Franz Kafka just sat up in his grave and said, "Are you people on crack?"
These guys are yammering on about protecting the integrity of the game, and then agreeing with each other that if a guy's home run total spikes one year, that's probable cause to investigate him for a crime, to step up testing. They're ready to create an incentive for players having too good a year to ease up. Who needs the aggravation of extra drug testing just for hitting 40 home runs? Thirty's good enough to get a big contract.
Performance spikes predate steroids by a lot. Does the gentleman from Indiana want to dig up Wally Moses? He had 25 home runs in 1937. In the rest of his 17-year career, before and after, he never hit 25 home runs in any three seasons combined. He must have been juicing! Get a subpoena!
I don't know who let Rep. John Yarmuth, D-Ky., in. Ninety-one minutes into the hearing, he asked the first really good question. He cited a newspaper article about a study that found no improved performance by those players who had tested positive.

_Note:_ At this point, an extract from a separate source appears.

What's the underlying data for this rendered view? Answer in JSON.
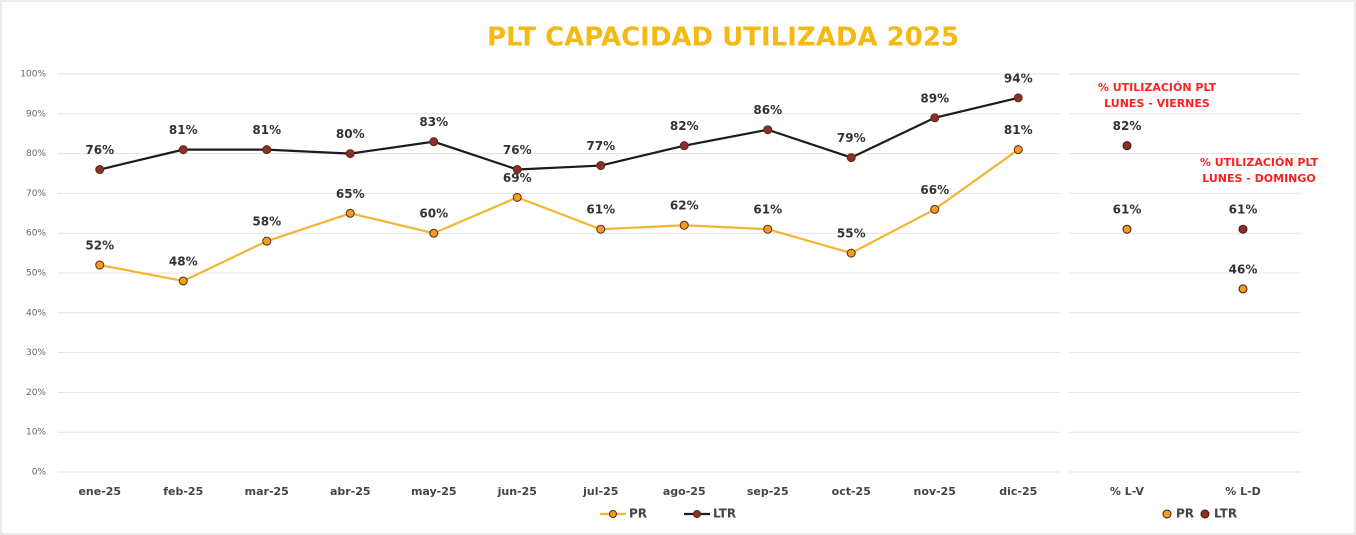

"I'm wondering," he asked Mitchell, "whether, in the course of your investigation, you felt that we really knew enough about what these substances really did. Because in terms of providing education for our kids, if in fact there is no performance [enhancement], maybe the kids would be less prone to use them if we really found out that there wasn't any quantitative difference in their performance."

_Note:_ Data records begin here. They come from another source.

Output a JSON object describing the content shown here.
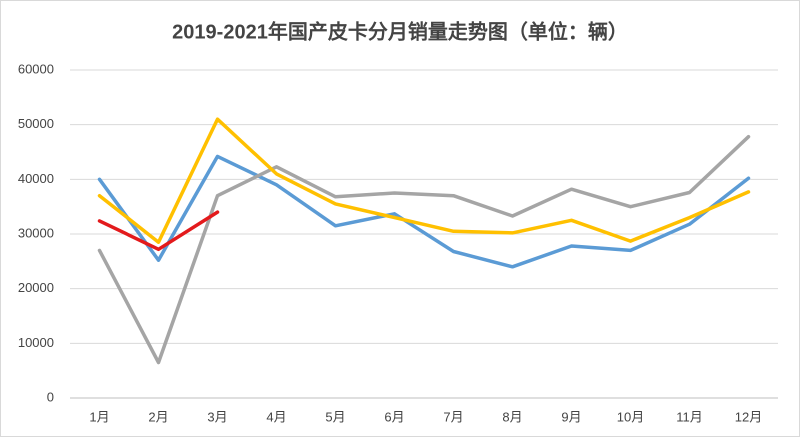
{
  "chart_data": {
    "type": "line",
    "title": "2019-2021年国产皮卡分月销量走势图（单位：辆）",
    "categories": [
      "1月",
      "2月",
      "3月",
      "4月",
      "5月",
      "6月",
      "7月",
      "8月",
      "9月",
      "10月",
      "11月",
      "12月"
    ],
    "series": [
      {
        "color": "#5b9bd5",
        "values": [
          40000,
          25200,
          44200,
          39000,
          31500,
          33700,
          26800,
          24000,
          27800,
          27000,
          31800,
          40200
        ]
      },
      {
        "color": "#a5a5a5",
        "values": [
          27000,
          6500,
          37000,
          42300,
          36800,
          37500,
          37000,
          33300,
          38200,
          35000,
          37600,
          47800
        ]
      },
      {
        "color": "#ffc000",
        "values": [
          37000,
          28500,
          51000,
          41000,
          35500,
          33000,
          30500,
          30200,
          32500,
          28700,
          33000,
          37700
        ]
      },
      {
        "color": "#e31a1c",
        "values": [
          32400,
          27200,
          34000,
          null,
          null,
          null,
          null,
          null,
          null,
          null,
          null,
          null
        ]
      }
    ],
    "ylim": [
      0,
      60000
    ],
    "yticks": [
      0,
      10000,
      20000,
      30000,
      40000,
      50000,
      60000
    ],
    "grid": true
  }
}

Mitchell, to his credit, gave a nuanced answer. "I believe the subject is very complicated," he said, "and as often happens in life, a phrase has entered into the universal vocabulary of our society: Performance-enhancing substances. If you look at and talk to the players who use them, you find that the motives, while they ultimately involve performance, don't always do so in an immediate sense. A lot of it is recovery time, recovery from injury, recovery from strenuous workouts, the ability to work out more often."
Mitchell also talked about the possible placebo effect. But he didn't really answer the question. Whether the intention is to immediately improve performance or to do so indirectly by recovering from injury more quickly or being able to work out harder, if it doesn't work, it doesn't work. Getting the word out on that might be a very smart front to open in the War on Drugs.

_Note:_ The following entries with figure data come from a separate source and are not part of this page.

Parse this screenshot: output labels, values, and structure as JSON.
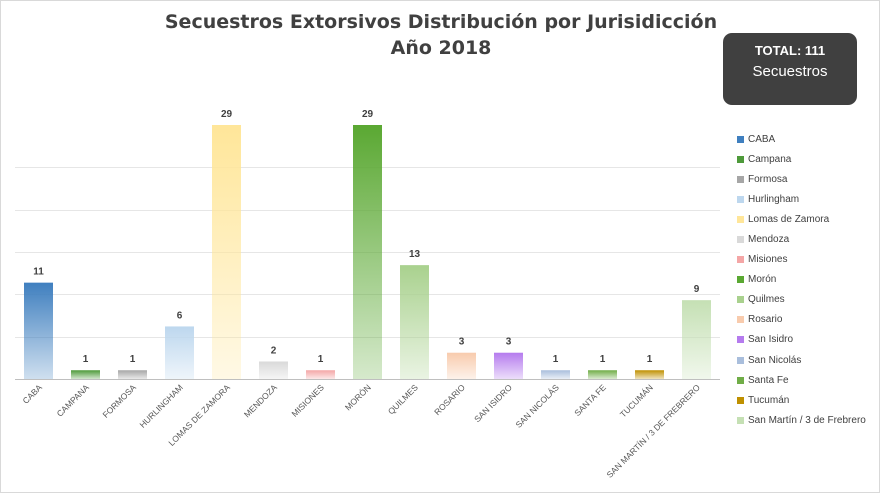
{
  "title": {
    "line1": "Secuestros Extorsivos Distribución por Jurisidicción",
    "line2": "Año 2018"
  },
  "total": {
    "label": "TOTAL: 111",
    "sublabel": "Secuestros"
  },
  "chart_data": {
    "type": "bar",
    "title": "Secuestros Extorsivos Distribución por Jurisidicción Año 2018",
    "xlabel": "",
    "ylabel": "",
    "ylim": [
      0,
      29
    ],
    "grid": true,
    "legend_position": "right",
    "categories": [
      "CABA",
      "CAMPANA",
      "FORMOSA",
      "HURLINGHAM",
      "LOMAS DE ZAMORA",
      "MENDOZA",
      "MISIONES",
      "MORÓN",
      "QUILMES",
      "ROSARIO",
      "SAN ISIDRO",
      "SAN NICOLÁS",
      "SANTA FE",
      "TUCUMÁN",
      "SAN MARTÍN / 3 DE FREBRERO"
    ],
    "legend": [
      "CABA",
      "Campana",
      "Formosa",
      "Hurlingham",
      "Lomas de Zamora",
      "Mendoza",
      "Misiones",
      "Morón",
      "Quilmes",
      "Rosario",
      "San Isidro",
      "San Nicolás",
      "Santa Fe",
      "Tucumán",
      "San Martín / 3 de Frebrero"
    ],
    "values": [
      11,
      1,
      1,
      6,
      29,
      2,
      1,
      29,
      13,
      3,
      3,
      1,
      1,
      1,
      9
    ],
    "colors": [
      "#3f7fbf",
      "#4e9a3a",
      "#a6a6a6",
      "#bdd7ee",
      "#ffe699",
      "#d9d9d9",
      "#f4a6a6",
      "#5aa832",
      "#a9d18e",
      "#f8cbad",
      "#b57bee",
      "#a9bedc",
      "#70ad47",
      "#bf9000",
      "#c5e0b4"
    ]
  }
}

It went on more or less like this for about four and a half hours. And what came out of this hearing?
Miguel Tejada better have a good lawyer. Chairman Henry Waxman, D-Calif., opened the hearing, and Davis backed him up, by saying the committee was very interested in having the Justice Department open a perjury investigation into Tejada's statements as the committee investigated whether Palmeiro had lied under oath when he denied steroid use.
Other than that some representatives got some face time on the TV doing the kind of thing they love to do: saying that something that no sane person would say is good is bad. The committee members stood unafraid in front of the American people and said they think kids shouldn't take steroids, and goshdarnit they don't care who knows it.
At publishing time, it was not known if Mitchell caught his train, but if he did, the exercise wasn't a total loss.